They found another 182 unmarked graves at a boarding school for Aboriginal children in Canada and the remains of minors found rise to 1,100.
At least 182 unidentified graves have been found in a school building in western Canada., bringing the more than 1,100 remains of minor Aboriginal people found in recent weeks, a group of Aboriginal Canadians announced this Wednesday.
The Lower Kootenai community said the unmarked graves were located at the former school premises of St Eugene Mission School in western British Columbia.
This discovery adds to what happened in late May when the Tk’emlúps te secwépemc, another indigenous group from British Columbia, The remains of at least 215 Aboriginal children have been unearthed at the former school premises of Kamloops.
Last week, another group of Aboriginal people from Western Saskatchewan, the Alkosis, announced that they had found 751 unidentified graves at Marival Residential School.
for this part, Canadian police on Wednesday reported “suspicious” fires in two churches in the country, which has already had six ruined temples in Canada since it was announced that unidentified graves had been discovered in school dormitories that were once run by religious orders.

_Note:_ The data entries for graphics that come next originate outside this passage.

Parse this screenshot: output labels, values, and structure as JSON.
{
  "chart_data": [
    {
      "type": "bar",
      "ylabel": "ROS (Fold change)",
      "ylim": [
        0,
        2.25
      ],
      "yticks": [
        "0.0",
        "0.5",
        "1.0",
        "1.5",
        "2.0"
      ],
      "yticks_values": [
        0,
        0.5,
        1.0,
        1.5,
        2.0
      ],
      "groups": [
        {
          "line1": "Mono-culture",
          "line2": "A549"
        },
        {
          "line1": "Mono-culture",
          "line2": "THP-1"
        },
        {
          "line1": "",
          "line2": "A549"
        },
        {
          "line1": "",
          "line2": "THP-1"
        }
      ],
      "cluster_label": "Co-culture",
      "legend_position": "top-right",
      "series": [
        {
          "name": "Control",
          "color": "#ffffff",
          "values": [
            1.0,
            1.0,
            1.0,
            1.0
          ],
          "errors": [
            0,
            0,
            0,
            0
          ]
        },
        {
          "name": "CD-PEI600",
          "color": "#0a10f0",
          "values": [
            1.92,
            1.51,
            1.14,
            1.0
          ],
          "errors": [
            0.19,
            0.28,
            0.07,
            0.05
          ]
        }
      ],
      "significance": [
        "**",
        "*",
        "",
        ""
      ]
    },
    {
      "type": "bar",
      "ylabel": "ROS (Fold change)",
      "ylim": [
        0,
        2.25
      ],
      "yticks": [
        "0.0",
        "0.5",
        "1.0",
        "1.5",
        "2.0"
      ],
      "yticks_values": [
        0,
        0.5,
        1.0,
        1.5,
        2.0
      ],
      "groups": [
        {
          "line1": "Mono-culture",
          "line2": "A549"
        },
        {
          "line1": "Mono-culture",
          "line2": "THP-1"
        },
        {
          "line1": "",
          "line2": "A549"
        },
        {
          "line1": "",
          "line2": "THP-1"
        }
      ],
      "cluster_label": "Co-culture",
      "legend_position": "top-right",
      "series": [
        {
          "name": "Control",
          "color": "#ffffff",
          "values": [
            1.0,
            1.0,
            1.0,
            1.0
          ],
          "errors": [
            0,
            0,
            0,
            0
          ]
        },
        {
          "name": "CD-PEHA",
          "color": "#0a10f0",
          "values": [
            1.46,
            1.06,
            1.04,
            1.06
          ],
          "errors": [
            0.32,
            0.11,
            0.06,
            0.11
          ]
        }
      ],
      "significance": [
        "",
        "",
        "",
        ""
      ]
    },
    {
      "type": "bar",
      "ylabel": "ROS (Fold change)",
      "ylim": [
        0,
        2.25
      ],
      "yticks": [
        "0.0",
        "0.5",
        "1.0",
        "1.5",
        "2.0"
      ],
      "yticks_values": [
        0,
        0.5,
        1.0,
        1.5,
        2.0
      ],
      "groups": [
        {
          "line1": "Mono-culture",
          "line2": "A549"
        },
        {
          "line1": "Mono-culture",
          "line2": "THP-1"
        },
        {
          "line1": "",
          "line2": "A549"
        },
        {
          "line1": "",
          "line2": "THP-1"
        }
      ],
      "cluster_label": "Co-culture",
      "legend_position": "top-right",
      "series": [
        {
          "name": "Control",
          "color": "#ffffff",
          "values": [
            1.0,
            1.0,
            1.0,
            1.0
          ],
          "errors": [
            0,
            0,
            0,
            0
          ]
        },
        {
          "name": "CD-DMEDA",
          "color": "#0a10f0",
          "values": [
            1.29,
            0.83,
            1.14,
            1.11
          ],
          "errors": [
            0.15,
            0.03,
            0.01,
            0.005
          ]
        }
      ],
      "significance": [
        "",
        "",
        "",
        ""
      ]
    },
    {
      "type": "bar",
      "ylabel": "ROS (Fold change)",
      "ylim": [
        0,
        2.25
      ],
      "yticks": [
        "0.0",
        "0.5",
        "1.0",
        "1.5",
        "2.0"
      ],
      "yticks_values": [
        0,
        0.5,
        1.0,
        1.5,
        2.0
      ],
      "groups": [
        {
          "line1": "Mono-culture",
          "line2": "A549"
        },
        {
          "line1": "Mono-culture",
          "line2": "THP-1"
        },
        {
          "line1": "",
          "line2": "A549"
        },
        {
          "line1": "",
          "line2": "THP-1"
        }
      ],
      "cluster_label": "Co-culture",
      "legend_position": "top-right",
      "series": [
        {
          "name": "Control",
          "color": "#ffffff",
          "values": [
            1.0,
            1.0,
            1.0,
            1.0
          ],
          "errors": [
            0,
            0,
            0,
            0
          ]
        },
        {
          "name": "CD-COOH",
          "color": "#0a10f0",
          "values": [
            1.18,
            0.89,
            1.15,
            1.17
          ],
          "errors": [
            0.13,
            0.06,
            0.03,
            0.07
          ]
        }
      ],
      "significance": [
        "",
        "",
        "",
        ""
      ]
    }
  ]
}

One of them is Saint Jean-Baptiste Church, built 114 years ago in the town of Morinville, about 3,400 kilometers northwest of Toronto, which was destroyed in a “suspicious” fire that started in the early morning.
the other La Iglesia St Catere Tkaquitha, in the far east of the country, in the province of Nova Scotia, which was also ravaged by fire.
Police said the fires were being investigated as possible attacks.
“We are investigating him as a suspect,” Corporal Sheldon Robb of the Royal Canadian Mounted Police told AFP, speaking of the fire that destroyed Morenville Church.
first Minister , Justin Trudeau told a news conference that “terrible discoveries” of unidentified graves forced Canadians “to reflect on historical grievances. and continue what indigenous peoples have faced.”
Trudeau urged everyone to participate in reconciliation, while denouncing vandalism and burning of churches across the country.
“The destruction of places of worship is unacceptable and must stop,” he said.
We must work together to right the wrongs of the past. Everyone has a role to play.”
on the other side, One of Canada’s major indigenous groups asked the Catholic Church on Wednesday to pay the C$25 million (US$20 million) it provided in 2006 to survivors of the country’s school accommodations. And you haven’t paid in full yet.
The Sovereign Indigenous Peoples Federation (FSIN), which includes 74 Aboriginal groups in Saskatchewan, has deplored that the Catholic Church has so far provided only a fraction of the initial figure, equivalent to C$0.30 (0,US$24) per survivor.
“Thousands of Aboriginal children have been victims of emotional, physical and sexual abuse in these school dormitoriess. “They have been malnourished, shamed and beaten for speaking their languages and being stripped of their culture, traditions and identity,” FSIN President Bobby Cameron said in a statement.
Cameron, who considered that if the Canadian Catholic Church could not raise the money, the Vatican should pay reparations: “It is a shame that Catholics can raise millions of dollars to build multi-million dollar cathedrals and get only $0.30 for each survivor.”